Candidates cannot be held responsible when forged signatures turn up on their nominating petitions, even when they gathered the names themselves, the Arizona Supreme Court ruled this morning.
In a decision with huge implications for future elections, the justices acknowledged there was evidence that seven signatures on two of the nominating petitions for state Senate candidate Toby Farmer had been forged. Farmer himself had signed the back of the petitions saying he had personally witnessed the signings.
Based on that, incumbent Don Shooter, R-Yuma, who brought the challenge, asked the court to disqualify Farmer from running.
But the justices, in the unsigned unanimous ruling, said evidence of forgery was not enough to prove that Farmer himself knew the signatures were false. And they pointed out that Farmer — who Shooter's lawyers did not call as a witness — presented evidence from a handwriting expert that the forged signatures were not from Farmer.
Maricopa County Superior Court Judge John Rea had rebuffed Shooter's bid to declare that Farmer knew of the forgeries. The high court had refused, in a brief expedited order, to disturb that ruling, clearing the way for Farmer to be on the Republican primary ballot.
Today's opinion explains the court's reasoning.

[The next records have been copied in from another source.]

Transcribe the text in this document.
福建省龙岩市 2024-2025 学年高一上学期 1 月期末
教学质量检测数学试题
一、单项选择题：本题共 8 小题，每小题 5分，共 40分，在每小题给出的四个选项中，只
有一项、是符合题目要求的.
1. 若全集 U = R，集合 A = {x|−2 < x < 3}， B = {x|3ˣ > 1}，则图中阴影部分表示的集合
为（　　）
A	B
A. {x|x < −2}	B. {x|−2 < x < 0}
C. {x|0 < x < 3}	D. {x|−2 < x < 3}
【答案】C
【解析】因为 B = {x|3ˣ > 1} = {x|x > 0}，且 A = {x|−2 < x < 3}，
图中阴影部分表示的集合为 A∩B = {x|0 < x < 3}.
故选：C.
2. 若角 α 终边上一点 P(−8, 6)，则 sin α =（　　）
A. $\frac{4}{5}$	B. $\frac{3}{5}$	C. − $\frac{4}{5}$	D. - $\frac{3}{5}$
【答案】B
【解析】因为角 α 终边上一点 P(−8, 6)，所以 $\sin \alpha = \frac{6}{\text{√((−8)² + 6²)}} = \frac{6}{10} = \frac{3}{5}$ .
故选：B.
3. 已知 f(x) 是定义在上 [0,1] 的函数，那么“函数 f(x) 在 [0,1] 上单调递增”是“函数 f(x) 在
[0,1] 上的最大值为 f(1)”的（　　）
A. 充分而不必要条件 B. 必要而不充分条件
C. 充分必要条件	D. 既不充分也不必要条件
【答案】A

The justices said what Shooter wants is for courts to “infer,” as a matter of law, that Farmer must have known about the forgeries. But they refused to go along.
“The inference that Shooter seeks is the presence of a fact, namely, Farmer's alleged knowledge of the forgeries,” the justices wrote. They said they were not about to second-guess Rea's ruling.
With no provable evidence Farmer knew of the forgeries, that eliminated the possibility he could be automatically disqualified from running. Instead, Shooter was left with only the court's conclusion that seven signatures were forged.
But the justices said that, even eliminating those seven, “Farmer still had hundreds more valid signatures than he needed for his name to appear on the ballot.”